24.10.16 Media Release Featured

RESTORING NORMALCY IS A PRIORITY
The importance of restoring normalcy to the North has become evident in the aftermath of the fatal shooting incident involving two university students. The students were shot by police when they failed to stop at a police check point in the early hours of the morning. Students and businesses in Jaffna have been engaging in public protests. There are suspicions voiced in the North that this was a planned incident to deliberately create tensions which would justify a continued strong military presence. In a context in which the North (and East) of the country continue to remain militarized, with large contingents of military personnel in the two provinces, such incidents are also bound to be seen in ethnic terms and therefore contribute to a spiral of negative sentiment.

The National Peace Council condemns the shooting of the unarmed students and welcomes President Maithripala Sirisena’s swift order to the police to conduct an investigation of this incident. He has also ordered compensation to the bereaved families. We condole with the families who have experienced this tragedy. We call for an impartial investigation that will be seen to be impartial in addition to being impartial. We are aware of a massive trust deficit due to the lack of normalcy in the affairs of the North. We also note that the initial report filed by the police stated that the deaths were caused by a traffic accident. The five police personnel involved have been arrested which is a positive indication of the law taking its course.

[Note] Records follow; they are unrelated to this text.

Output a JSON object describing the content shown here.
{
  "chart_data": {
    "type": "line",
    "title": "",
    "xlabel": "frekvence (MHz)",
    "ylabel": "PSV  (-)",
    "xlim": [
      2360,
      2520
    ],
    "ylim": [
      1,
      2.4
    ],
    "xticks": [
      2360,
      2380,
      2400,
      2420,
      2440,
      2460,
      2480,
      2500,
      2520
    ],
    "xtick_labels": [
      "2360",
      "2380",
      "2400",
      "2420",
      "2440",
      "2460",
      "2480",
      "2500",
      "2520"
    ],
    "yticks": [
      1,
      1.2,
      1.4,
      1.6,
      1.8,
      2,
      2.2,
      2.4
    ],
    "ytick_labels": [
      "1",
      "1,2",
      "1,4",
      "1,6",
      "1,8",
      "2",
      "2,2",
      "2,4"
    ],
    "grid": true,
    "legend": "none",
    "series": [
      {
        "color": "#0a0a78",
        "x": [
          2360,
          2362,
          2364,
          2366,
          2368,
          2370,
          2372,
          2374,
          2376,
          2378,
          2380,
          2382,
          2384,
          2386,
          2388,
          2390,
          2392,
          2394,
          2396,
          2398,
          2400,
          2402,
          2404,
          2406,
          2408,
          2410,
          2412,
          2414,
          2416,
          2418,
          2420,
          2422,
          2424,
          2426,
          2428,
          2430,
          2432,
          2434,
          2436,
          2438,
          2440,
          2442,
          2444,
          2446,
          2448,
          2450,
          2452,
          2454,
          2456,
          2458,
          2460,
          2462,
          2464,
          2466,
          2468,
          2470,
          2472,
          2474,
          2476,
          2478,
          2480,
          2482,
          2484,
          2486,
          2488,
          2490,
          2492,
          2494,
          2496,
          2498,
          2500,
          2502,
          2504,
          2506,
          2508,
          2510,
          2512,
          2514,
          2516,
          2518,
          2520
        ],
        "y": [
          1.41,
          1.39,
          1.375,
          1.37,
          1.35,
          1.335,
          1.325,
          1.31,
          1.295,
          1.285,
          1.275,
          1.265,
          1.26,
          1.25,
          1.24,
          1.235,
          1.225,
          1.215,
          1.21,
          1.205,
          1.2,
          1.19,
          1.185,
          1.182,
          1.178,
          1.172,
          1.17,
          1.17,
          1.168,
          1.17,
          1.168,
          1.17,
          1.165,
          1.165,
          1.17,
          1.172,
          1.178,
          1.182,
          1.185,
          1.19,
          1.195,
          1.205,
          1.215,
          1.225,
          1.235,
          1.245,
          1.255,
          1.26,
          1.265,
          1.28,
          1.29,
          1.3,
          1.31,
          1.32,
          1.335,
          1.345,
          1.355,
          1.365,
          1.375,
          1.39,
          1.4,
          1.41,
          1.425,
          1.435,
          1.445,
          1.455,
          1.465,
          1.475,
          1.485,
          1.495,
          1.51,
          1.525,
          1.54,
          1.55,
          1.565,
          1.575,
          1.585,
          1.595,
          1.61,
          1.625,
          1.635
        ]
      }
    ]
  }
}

In restoring normalcy to the North and East of the country, where most of the three decade long war was fought, we call on the government to emphasise the building of good relations between the police and the people. The local recruitment of more police officers will be necessary. We also call on the government to work with the elected authorities in the North and East, especially the provincial councils to ensure that law and order prevails in a manner so that the people feel greater confidence that all levels of government are functioning for their benefit.

At the present time the government is absorbed in a constitutional reform exercise that involves the whole parliament but whose outcome is not certain. Instead of waiting an indefinite period for this constitutional reform process to be finalized, we call on the government to implement the 13th Amendment to the constitution, which exists as the supreme law of the land, and devolve police powers to the provincial councils. Sustainable solutions require dealing with all of the relevant issues articulated by civilians and political leaders in the North and East. It equally demands that all interests are at least acknowledged, if not entirely satisfied in the short term. Failure to do so would potentially lead to negative outcomes in the long term.

Governing Council
The National Peace Council is an independent and non partisan organization that works towards a negotiated political solution to the ethnic conflict in Sri Lanka. It has a vision of a peaceful and prosperous Sri Lanka in which the freedom, human rights and democratic rights of all the communities are respected. The policy of the National Peace Council is determined by its Governing Council of 20 members who are drawn from diverse walks of life and belong to all the main ethnic and religious communities in the country.